Data collection is expected to take about six months, with analysis and writing filling the balance of the year.

It is Lebovits’ hope that both the findings and the actual process of the study – particularly through the focus groups – will enhance social sustainability within the Orthodox community, building strength.

Original plans were to begin an in-person, door-to-door style survey in the spring and to hold focus groups in person. The COVID-19 pandemic made that prospect untenable and forced Lebovits to rethink the methodology – so the surveys will be conducted by phone, email and through social media. Virtual meetings will take place for focus groups.

Why Cleveland? 

Lebovits said studying Cleveland’s Orthodox community was attractive to her as a researcher for several reasons.

First, Cleveland’s Orthodox community is the largest between New York and Chicago.
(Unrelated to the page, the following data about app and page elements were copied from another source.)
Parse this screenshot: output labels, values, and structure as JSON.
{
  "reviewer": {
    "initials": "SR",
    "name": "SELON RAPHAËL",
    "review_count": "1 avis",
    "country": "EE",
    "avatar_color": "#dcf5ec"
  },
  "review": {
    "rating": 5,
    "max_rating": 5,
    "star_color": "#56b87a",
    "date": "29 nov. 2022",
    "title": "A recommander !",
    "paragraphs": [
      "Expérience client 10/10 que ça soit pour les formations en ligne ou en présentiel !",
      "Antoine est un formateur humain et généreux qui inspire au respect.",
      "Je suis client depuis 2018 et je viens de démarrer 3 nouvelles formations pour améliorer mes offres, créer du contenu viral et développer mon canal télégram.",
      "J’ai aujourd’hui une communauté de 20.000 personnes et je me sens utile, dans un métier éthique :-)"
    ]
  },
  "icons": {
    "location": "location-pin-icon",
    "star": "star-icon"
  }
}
A 2011 Jewish Federations of North America study placed the local Orthodox population at 10,000 of 80,800 Northeast Ohio Jews. Lebovits estimates the number of Orthodox Jews may now stand as high as 16,000.
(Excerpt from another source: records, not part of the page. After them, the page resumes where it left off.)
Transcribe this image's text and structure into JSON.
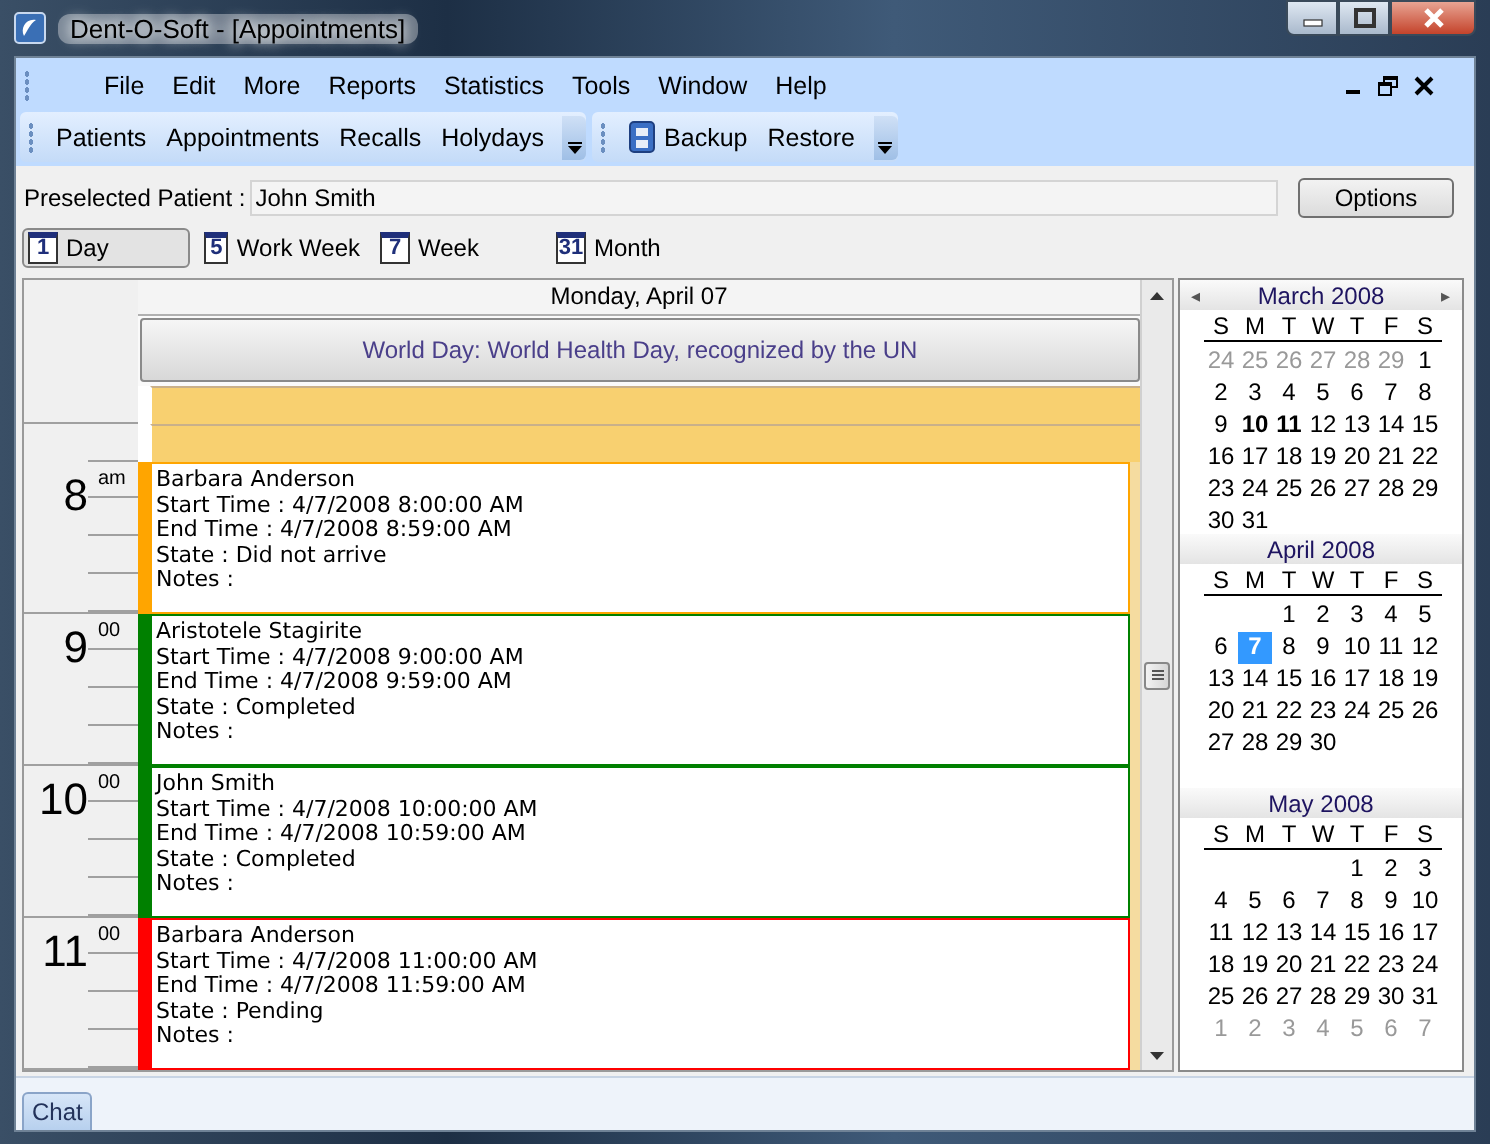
{
  "window": {
    "title": "Dent-O-Soft - [Appointments]"
  },
  "menu": [
    "File",
    "Edit",
    "More",
    "Reports",
    "Statistics",
    "Tools",
    "Window",
    "Help"
  ],
  "toolbars": [
    {
      "items": [
        {
          "label": "Patients",
          "kind": "text"
        },
        {
          "label": "Appointments",
          "kind": "text"
        },
        {
          "label": "Recalls",
          "kind": "text"
        },
        {
          "label": "Holydays",
          "kind": "text"
        }
      ]
    },
    {
      "items": [
        {
          "label": "Backup",
          "kind": "with_icon"
        },
        {
          "label": "Restore",
          "kind": "text"
        }
      ]
    }
  ],
  "preselected": {
    "label": "Preselected Patient :",
    "value": "John Smith",
    "button": "Options"
  },
  "views": [
    {
      "icon_text": "1",
      "label": "Day",
      "selected": true
    },
    {
      "icon_text": "5",
      "label": "Work Week",
      "selected": false
    },
    {
      "icon_text": "7",
      "label": "Week",
      "selected": false
    },
    {
      "icon_text": "31",
      "label": "Month",
      "selected": false
    }
  ],
  "day_view": {
    "header": "Monday, April 07",
    "holiday": "World Day: World Health Day, recognized by the UN",
    "hours": [
      {
        "hour": "8",
        "suffix": "am"
      },
      {
        "hour": "9",
        "suffix": "00"
      },
      {
        "hour": "10",
        "suffix": "00"
      },
      {
        "hour": "11",
        "suffix": "00"
      }
    ],
    "appointments": [
      {
        "patient": "Barbara Anderson",
        "lines": [
          "Start Time : 4/7/2008 8:00:00 AM",
          "End Time : 4/7/2008 8:59:00 AM",
          "State : Did not arrive",
          "Notes :"
        ],
        "color": "#ffa500"
      },
      {
        "patient": "Aristotele Stagirite",
        "lines": [
          "Start Time : 4/7/2008 9:00:00 AM",
          "End Time : 4/7/2008 9:59:00 AM",
          "State : Completed",
          "Notes :"
        ],
        "color": "#008000"
      },
      {
        "patient": "John Smith",
        "lines": [
          "Start Time : 4/7/2008 10:00:00 AM",
          "End Time : 4/7/2008 10:59:00 AM",
          "State : Completed",
          "Notes :"
        ],
        "color": "#008000"
      },
      {
        "patient": "Barbara Anderson",
        "lines": [
          "Start Time : 4/7/2008 11:00:00 AM",
          "End Time : 4/7/2008 11:59:00 AM",
          "State : Pending",
          "Notes :"
        ],
        "color": "#ff0000"
      }
    ]
  },
  "mini_calendar": {
    "prev": "◂",
    "next": "▸",
    "months": [
      {
        "title": "March 2008",
        "weekdays": [
          "S",
          "M",
          "T",
          "W",
          "T",
          "F",
          "S"
        ],
        "weeks": [
          [
            {
              "day": "24",
              "other_month": true,
              "bold": false,
              "selected": false
            },
            {
              "day": "25",
              "other_month": true,
              "bold": false,
              "selected": false
            },
            {
              "day": "26",
              "other_month": true,
              "bold": false,
              "selected": false
            },
            {
              "day": "27",
              "other_month": true,
              "bold": false,
              "selected": false
            },
            {
              "day": "28",
              "other_month": true,
              "bold": false,
              "selected": false
            },
            {
              "day": "29",
              "other_month": true,
              "bold": false,
              "selected": false
            },
            {
              "day": "1",
              "other_month": false,
              "bold": false,
              "selected": false
            }
          ],
          [
            {
              "day": "2",
              "other_month": false,
              "bold": false,
              "selected": false
            },
            {
              "day": "3",
              "other_month": false,
              "bold": false,
              "selected": false
            },
            {
              "day": "4",
              "other_month": false,
              "bold": false,
              "selected": false
            },
            {
              "day": "5",
              "other_month": false,
              "bold": false,
              "selected": false
            },
            {
              "day": "6",
              "other_month": false,
              "bold": false,
              "selected": false
            },
            {
              "day": "7",
              "other_month": false,
              "bold": false,
              "selected": false
            },
            {
              "day": "8",
              "other_month": false,
              "bold": false,
              "selected": false
            }
          ],
          [
            {
              "day": "9",
              "other_month": false,
              "bold": false,
              "selected": false
            },
            {
              "day": "10",
              "other_month": false,
              "bold": true,
              "selected": false
            },
            {
              "day": "11",
              "other_month": false,
              "bold": true,
              "selected": false
            },
            {
              "day": "12",
              "other_month": false,
              "bold": false,
              "selected": false
            },
            {
              "day": "13",
              "other_month": false,
              "bold": false,
              "selected": false
            },
            {
              "day": "14",
              "other_month": false,
              "bold": false,
              "selected": false
            },
            {
              "day": "15",
              "other_month": false,
              "bold": false,
              "selected": false
            }
          ],
          [
            {
              "day": "16",
              "other_month": false,
              "bold": false,
              "selected": false
            },
            {
              "day": "17",
              "other_month": false,
              "bold": false,
              "selected": false
            },
            {
              "day": "18",
              "other_month": false,
              "bold": false,
              "selected": false
            },
            {
              "day": "19",
              "other_month": false,
              "bold": false,
              "selected": false
            },
            {
              "day": "20",
              "other_month": false,
              "bold": false,
              "selected": false
            },
            {
              "day": "21",
              "other_month": false,
              "bold": false,
              "selected": false
            },
            {
              "day": "22",
              "other_month": false,
              "bold": false,
              "selected": false
            }
          ],
          [
            {
              "day": "23",
              "other_month": false,
              "bold": false,
              "selected": false
            },
            {
              "day": "24",
              "other_month": false,
              "bold": false,
              "selected": false
            },
            {
              "day": "25",
              "other_month": false,
              "bold": false,
              "selected": false
            },
            {
              "day": "26",
              "other_month": false,
              "bold": false,
              "selected": false
            },
            {
              "day": "27",
              "other_month": false,
              "bold": false,
              "selected": false
            },
            {
              "day": "28",
              "other_month": false,
              "bold": false,
              "selected": false
            },
            {
              "day": "29",
              "other_month": false,
              "bold": false,
              "selected": false
            }
          ],
          [
            {
              "day": "30",
              "other_month": false,
              "bold": false,
              "selected": false
            },
            {
              "day": "31",
              "other_month": false,
              "bold": false,
              "selected": false
            }
          ]
        ]
      },
      {
        "title": "April 2008",
        "weekdays": [
          "S",
          "M",
          "T",
          "W",
          "T",
          "F",
          "S"
        ],
        "weeks": [
          [
            {
              "day": "1",
              "other_month": false,
              "bold": false,
              "selected": false
            },
            {
              "day": "2",
              "other_month": false,
              "bold": false,
              "selected": false
            },
            {
              "day": "3",
              "other_month": false,
              "bold": false,
              "selected": false
            },
            {
              "day": "4",
              "other_month": false,
              "bold": false,
              "selected": false
            },
            {
              "day": "5",
              "other_month": false,
              "bold": false,
              "selected": false
            }
          ],
          [
            {
              "day": "6",
              "other_month": false,
              "bold": false,
              "selected": false
            },
            {
              "day": "7",
              "other_month": false,
              "bold": true,
              "selected": true
            },
            {
              "day": "8",
              "other_month": false,
              "bold": false,
              "selected": false
            },
            {
              "day": "9",
              "other_month": false,
              "bold": false,
              "selected": false
            },
            {
              "day": "10",
              "other_month": false,
              "bold": false,
              "selected": false
            },
            {
              "day": "11",
              "other_month": false,
              "bold": false,
              "selected": false
            },
            {
              "day": "12",
              "other_month": false,
              "bold": false,
              "selected": false
            }
          ],
          [
            {
              "day": "13",
              "other_month": false,
              "bold": false,
              "selected": false
            },
            {
              "day": "14",
              "other_month": false,
              "bold": false,
              "selected": false
            },
            {
              "day": "15",
              "other_month": false,
              "bold": false,
              "selected": false
            },
            {
              "day": "16",
              "other_month": false,
              "bold": false,
              "selected": false
            },
            {
              "day": "17",
              "other_month": false,
              "bold": false,
              "selected": false
            },
            {
              "day": "18",
              "other_month": false,
              "bold": false,
              "selected": false
            },
            {
              "day": "19",
              "other_month": false,
              "bold": false,
              "selected": false
            }
          ],
          [
            {
              "day": "20",
              "other_month": false,
              "bold": false,
              "selected": false
            },
            {
              "day": "21",
              "other_month": false,
              "bold": false,
              "selected": false
            },
            {
              "day": "22",
              "other_month": false,
              "bold": false,
              "selected": false
            },
            {
              "day": "23",
              "other_month": false,
              "bold": false,
              "selected": false
            },
            {
              "day": "24",
              "other_month": false,
              "bold": false,
              "selected": false
            },
            {
              "day": "25",
              "other_month": false,
              "bold": false,
              "selected": false
            },
            {
              "day": "26",
              "other_month": false,
              "bold": false,
              "selected": false
            }
          ],
          [
            {
              "day": "27",
              "other_month": false,
              "bold": false,
              "selected": false
            },
            {
              "day": "28",
              "other_month": false,
              "bold": false,
              "selected": false
            },
            {
              "day": "29",
              "other_month": false,
              "bold": false,
              "selected": false
            },
            {
              "day": "30",
              "other_month": false,
              "bold": false,
              "selected": false
            }
          ]
        ]
      },
      {
        "title": "May 2008",
        "weekdays": [
          "S",
          "M",
          "T",
          "W",
          "T",
          "F",
          "S"
        ],
        "weeks": [
          [
            {
              "day": "1",
              "other_month": false,
              "bold": false,
              "selected": false
            },
            {
              "day": "2",
              "other_month": false,
              "bold": false,
              "selected": false
            },
            {
              "day": "3",
              "other_month": false,
              "bold": false,
              "selected": false
            }
          ],
          [
            {
              "day": "4",
              "other_month": false,
              "bold": false,
              "selected": false
            },
            {
              "day": "5",
              "other_month": false,
              "bold": false,
              "selected": false
            },
            {
              "day": "6",
              "other_month": false,
              "bold": false,
              "selected": false
            },
            {
              "day": "7",
              "other_month": false,
              "bold": false,
              "selected": false
            },
            {
              "day": "8",
              "other_month": false,
              "bold": false,
              "selected": false
            },
            {
              "day": "9",
              "other_month": false,
              "bold": false,
              "selected": false
            },
            {
              "day": "10",
              "other_month": false,
              "bold": false,
              "selected": false
            }
          ],
          [
            {
              "day": "11",
              "other_month": false,
              "bold": false,
              "selected": false
            },
            {
              "day": "12",
              "other_month": false,
              "bold": false,
              "selected": false
            },
            {
              "day": "13",
              "other_month": false,
              "bold": false,
              "selected": false
            },
            {
              "day": "14",
              "other_month": false,
              "bold": false,
              "selected": false
            },
            {
              "day": "15",
              "other_month": false,
              "bold": false,
              "selected": false
            },
            {
              "day": "16",
              "other_month": false,
              "bold": false,
              "selected": false
            },
            {
              "day": "17",
              "other_month": false,
              "bold": false,
              "selected": false
            }
          ],
          [
            {
              "day": "18",
              "other_month": false,
              "bold": false,
              "selected": false
            },
            {
              "day": "19",
              "other_month": false,
              "bold": false,
              "selected": false
            },
            {
              "day": "20",
              "other_month": false,
              "bold": false,
              "selected": false
            },
            {
              "day": "21",
              "other_month": false,
              "bold": false,
              "selected": false
            },
            {
              "day": "22",
              "other_month": false,
              "bold": false,
              "selected": false
            },
            {
              "day": "23",
              "other_month": false,
              "bold": false,
              "selected": false
            },
            {
              "day": "24",
              "other_month": false,
              "bold": false,
              "selected": false
            }
          ],
          [
            {
              "day": "25",
              "other_month": false,
              "bold": false,
              "selected": false
            },
            {
              "day": "26",
              "other_month": false,
              "bold": false,
              "selected": false
            },
            {
              "day": "27",
              "other_month": false,
              "bold": false,
              "selected": false
            },
            {
              "day": "28",
              "other_month": false,
              "bold": false,
              "selected": false
            },
            {
              "day": "29",
              "other_month": false,
              "bold": false,
              "selected": false
            },
            {
              "day": "30",
              "other_month": false,
              "bold": false,
              "selected": false
            },
            {
              "day": "31",
              "other_month": false,
              "bold": false,
              "selected": false
            }
          ],
          [
            {
              "day": "1",
              "other_month": true,
              "bold": false,
              "selected": false
            },
            {
              "day": "2",
              "other_month": true,
              "bold": false,
              "selected": false
            },
            {
              "day": "3",
              "other_month": true,
              "bold": false,
              "selected": false
            },
            {
              "day": "4",
              "other_month": true,
              "bold": false,
              "selected": false
            },
            {
              "day": "5",
              "other_month": true,
              "bold": false,
              "selected": false
            },
            {
              "day": "6",
              "other_month": true,
              "bold": false,
              "selected": false
            },
            {
              "day": "7",
              "other_month": true,
              "bold": false,
              "selected": false
            }
          ]
        ]
      }
    ]
  },
  "bottom_tabs": [
    "Chat"
  ]
}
Second, Orthodox Jews in Cleveland tend to be connected to institutions – particularly day schools and synagogues, Lebovits said – allowing for ease of connection with observant Jews.

Third, Cleveland’s multiple eruvs are connected and concentric forming a single boundary in which most local observant Jews live. An eruv is a boundary designating an area in which observant Jews may push or carry objects during Shabbos. Greater Cleveland’s eruv extends into the following communities: Beachwood, Cleveland Heights, Lyndhurst, Shaker Heights, South Euclid and University Heights. A 2019 extension takes the eruv east to Interstate 271. Thus, Lebovits said the study will aim to reach every Orthodox household within the eruv.
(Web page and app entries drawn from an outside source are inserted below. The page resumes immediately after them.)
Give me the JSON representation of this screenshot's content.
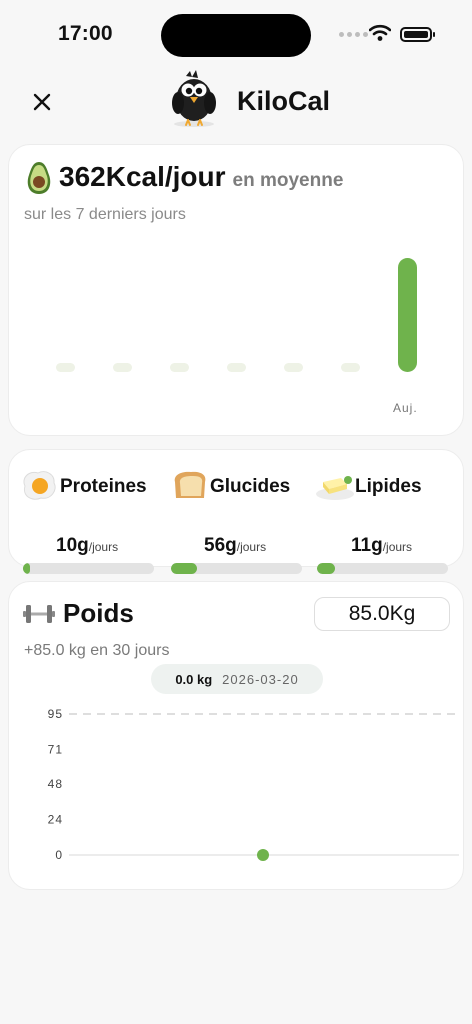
{
  "status_bar": {
    "time": "17:00"
  },
  "header": {
    "title": "KiloCal"
  },
  "calories": {
    "value": "362Kcal/jour",
    "suffix": "en moyenne",
    "subtitle": "sur les 7 derniers jours",
    "today_label": "Auj.",
    "days": [
      {
        "kcal": 0
      },
      {
        "kcal": 0
      },
      {
        "kcal": 0
      },
      {
        "kcal": 0
      },
      {
        "kcal": 0
      },
      {
        "kcal": 0
      },
      {
        "kcal": 2534
      }
    ]
  },
  "macros": [
    {
      "name": "Proteines",
      "value": "10g",
      "unit": "/jours",
      "progress": 0.05
    },
    {
      "name": "Glucides",
      "value": "56g",
      "unit": "/jours",
      "progress": 0.2
    },
    {
      "name": "Lipides",
      "value": "11g",
      "unit": "/jours",
      "progress": 0.14
    }
  ],
  "weight": {
    "title": "Poids",
    "current": "85.0Kg",
    "change": "+85.0 kg en 30 jours",
    "tooltip": {
      "value": "0.0 kg",
      "date": "2026-03-20"
    },
    "chart_data": {
      "type": "line",
      "x": [
        "2026-03-20"
      ],
      "series": [
        {
          "values": [
            0
          ]
        }
      ],
      "ylim": [
        0,
        95
      ],
      "yticks": [
        "95",
        "71",
        "48",
        "24",
        "0"
      ],
      "target_line": 95
    }
  },
  "colors": {
    "accent": "#6fb34c",
    "empty_bar": "#eef2e6",
    "background": "#f7f7f7"
  }
}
There are Orthodox Jews who live outside the eruv, as well within Greater Cleveland, most notably in Cleveland, Solon and Wickliffe. Lebovits said she was considering how to best include those communities.

Making focus groups count 

A series of focus groups, each of five to 15 people, Lebovits said, will include adults with some presumed similar life experience such as elementary day school teachers, entrepreneurial women, school leaders, school parent bodies, male local employers, synagogue leaders and creative community workers.

While Lebovits will monitor each focus group, “We want folks within the community to be able to run these groups themselves.”

Lebovits said the hope is to hold as many focus groups as necessary to tease out common themes.

“We’re looking to hit a saturation point for all these groups,” Lebovits said. “We’re looking to include as many people as want to be included. We’re looking to do something that’s so community based that folks will be opting in.”

She said a vital aspect to any sustainability effort is awareness.

Lebovits said she hopes the focus group experience will serve to strengthen the community.

“Through the process of the session, we are creating strong social bonds and enhancing the social sustainability of the community,” she said, offering an example. “We get these women together and have a focus group. On our end, we’re trying to understand some of these broader themes and trying to facilitate them to talk more, but they’re creating community. And so, when they leave that room, they also have social ties and can create their own kind of progress, too.”

She said she and Frank have already discussed the possibility of holding follow-up studies in future years to track changing needs, assets and themes.

“There’s so much here,” Lebovits said. “There’s so much richness.”